David M. Cooke wrote:
I've done a little bit of work along these lines. I have a module I call vector3 [*] which has 2- and 3-dimensional immutable vectors, using either ints or doubles. It's as fast as I could make it, while keeping it all written in Pyrex. I find it very convenient for anything vector-related. Konrad Hinsen has something similiar in the development version of his ScientificPython package.
Also, I've also done some playing around with a n-dimensional vector type (restricted to doubles). My best attempts make it ~4-5x faster than numpy (and 2x faster than Numeric) for vectors of dimension 10 on simple ops like + and *, 2x faster than numpy for dimension 1000, and approaching 1x as you make the vectors larger. Indexing is about 3x faster than numpy, and 1.4x faster than Numeric. So that gives I think some idea of the maximum speed-up possible.

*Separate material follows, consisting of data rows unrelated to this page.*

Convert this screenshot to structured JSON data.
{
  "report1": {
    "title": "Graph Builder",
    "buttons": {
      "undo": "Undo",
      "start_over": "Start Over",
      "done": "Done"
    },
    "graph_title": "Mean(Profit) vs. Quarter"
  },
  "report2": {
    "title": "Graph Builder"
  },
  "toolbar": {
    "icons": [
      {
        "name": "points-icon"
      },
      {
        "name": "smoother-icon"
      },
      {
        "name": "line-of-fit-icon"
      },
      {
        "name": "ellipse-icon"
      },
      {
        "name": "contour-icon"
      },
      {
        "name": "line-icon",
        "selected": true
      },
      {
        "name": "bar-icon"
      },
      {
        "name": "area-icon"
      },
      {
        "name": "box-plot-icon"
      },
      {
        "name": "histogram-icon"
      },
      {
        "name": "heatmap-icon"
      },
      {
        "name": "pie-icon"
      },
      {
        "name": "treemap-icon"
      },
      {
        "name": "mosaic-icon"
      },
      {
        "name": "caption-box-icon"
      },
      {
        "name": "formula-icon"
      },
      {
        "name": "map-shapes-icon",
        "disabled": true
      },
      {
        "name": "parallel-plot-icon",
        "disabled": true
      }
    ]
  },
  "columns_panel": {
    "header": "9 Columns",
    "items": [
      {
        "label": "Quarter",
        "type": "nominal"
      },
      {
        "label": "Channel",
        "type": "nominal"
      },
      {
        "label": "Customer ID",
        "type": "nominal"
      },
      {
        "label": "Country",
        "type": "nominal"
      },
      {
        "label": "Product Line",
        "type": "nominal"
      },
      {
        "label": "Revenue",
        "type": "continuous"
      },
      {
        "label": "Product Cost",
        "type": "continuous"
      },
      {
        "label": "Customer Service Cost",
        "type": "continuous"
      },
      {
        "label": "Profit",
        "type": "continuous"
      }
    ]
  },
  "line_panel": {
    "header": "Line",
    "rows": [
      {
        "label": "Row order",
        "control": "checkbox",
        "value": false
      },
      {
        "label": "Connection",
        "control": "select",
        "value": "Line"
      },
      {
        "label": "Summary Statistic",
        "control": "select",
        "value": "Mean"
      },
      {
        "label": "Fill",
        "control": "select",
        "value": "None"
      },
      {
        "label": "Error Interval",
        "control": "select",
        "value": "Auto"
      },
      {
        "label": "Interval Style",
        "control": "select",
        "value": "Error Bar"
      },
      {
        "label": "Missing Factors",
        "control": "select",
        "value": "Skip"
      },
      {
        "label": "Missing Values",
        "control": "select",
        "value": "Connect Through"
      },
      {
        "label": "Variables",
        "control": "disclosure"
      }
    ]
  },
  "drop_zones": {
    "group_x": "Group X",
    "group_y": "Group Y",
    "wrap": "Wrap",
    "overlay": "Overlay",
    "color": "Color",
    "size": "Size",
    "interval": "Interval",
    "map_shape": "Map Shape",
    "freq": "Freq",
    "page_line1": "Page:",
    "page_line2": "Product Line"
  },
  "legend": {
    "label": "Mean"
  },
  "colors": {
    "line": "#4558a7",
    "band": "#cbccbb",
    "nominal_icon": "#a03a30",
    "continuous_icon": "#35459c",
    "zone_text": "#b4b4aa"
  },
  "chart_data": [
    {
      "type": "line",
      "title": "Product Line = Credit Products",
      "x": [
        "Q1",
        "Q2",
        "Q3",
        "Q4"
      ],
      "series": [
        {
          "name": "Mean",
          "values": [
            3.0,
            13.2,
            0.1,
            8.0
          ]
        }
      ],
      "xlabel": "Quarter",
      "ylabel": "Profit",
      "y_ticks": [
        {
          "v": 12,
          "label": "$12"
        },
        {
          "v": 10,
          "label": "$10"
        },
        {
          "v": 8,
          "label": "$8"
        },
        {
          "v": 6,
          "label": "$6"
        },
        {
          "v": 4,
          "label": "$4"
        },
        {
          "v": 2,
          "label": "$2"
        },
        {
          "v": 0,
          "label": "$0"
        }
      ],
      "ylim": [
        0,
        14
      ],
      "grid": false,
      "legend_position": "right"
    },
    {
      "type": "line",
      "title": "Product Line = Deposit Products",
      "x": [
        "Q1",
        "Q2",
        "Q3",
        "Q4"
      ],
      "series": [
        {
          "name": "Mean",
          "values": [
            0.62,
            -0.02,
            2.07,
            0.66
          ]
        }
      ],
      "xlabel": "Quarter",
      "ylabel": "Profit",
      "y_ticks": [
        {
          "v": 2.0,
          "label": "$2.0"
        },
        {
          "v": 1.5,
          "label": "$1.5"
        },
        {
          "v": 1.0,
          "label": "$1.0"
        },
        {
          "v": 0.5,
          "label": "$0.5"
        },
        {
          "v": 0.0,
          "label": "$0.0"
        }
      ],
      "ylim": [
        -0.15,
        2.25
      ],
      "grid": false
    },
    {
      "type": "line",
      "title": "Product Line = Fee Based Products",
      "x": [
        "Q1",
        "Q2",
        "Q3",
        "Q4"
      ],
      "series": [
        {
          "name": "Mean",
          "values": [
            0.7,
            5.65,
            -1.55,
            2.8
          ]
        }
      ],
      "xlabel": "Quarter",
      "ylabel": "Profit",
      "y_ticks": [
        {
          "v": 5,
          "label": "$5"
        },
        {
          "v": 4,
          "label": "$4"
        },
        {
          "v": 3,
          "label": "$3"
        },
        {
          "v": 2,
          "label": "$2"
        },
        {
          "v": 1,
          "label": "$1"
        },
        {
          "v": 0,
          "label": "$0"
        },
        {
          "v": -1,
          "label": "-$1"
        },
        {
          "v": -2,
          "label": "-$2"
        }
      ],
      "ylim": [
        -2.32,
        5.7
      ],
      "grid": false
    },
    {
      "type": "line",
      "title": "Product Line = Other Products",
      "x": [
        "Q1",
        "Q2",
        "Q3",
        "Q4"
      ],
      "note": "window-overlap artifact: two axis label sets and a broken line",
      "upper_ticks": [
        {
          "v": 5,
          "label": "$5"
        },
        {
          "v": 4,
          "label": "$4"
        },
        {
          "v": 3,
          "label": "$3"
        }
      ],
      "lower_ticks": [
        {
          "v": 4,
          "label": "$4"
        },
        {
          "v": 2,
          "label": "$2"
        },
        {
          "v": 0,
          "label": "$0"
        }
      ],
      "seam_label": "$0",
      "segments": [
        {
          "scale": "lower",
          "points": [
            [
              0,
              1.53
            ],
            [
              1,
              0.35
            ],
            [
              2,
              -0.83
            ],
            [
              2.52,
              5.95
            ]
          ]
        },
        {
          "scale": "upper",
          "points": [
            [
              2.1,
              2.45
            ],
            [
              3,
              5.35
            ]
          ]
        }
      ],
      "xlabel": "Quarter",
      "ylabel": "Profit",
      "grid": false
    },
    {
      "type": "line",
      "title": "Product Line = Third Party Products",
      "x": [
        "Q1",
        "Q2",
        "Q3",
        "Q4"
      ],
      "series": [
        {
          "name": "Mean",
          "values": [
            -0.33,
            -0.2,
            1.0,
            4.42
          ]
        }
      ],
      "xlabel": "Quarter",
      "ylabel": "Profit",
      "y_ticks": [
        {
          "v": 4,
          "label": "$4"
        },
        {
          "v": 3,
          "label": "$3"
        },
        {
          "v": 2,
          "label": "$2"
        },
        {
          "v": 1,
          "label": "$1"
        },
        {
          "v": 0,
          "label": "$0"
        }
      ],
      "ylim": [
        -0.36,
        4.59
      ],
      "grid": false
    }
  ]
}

I think the speedups mostly come from the utter lack of any polymorphism: it handles vectors of doubles only, and only as contiguous vectors (no strides).
This is excellent, thanks for the pointer. I can see uses for vectors (still 1-d, no strides, etc) with more than 3 elements, and perhaps fixed-size (no reshaping, no striding) 2-d arrays (matrices), but this looks like a good starting point. Sandbox material?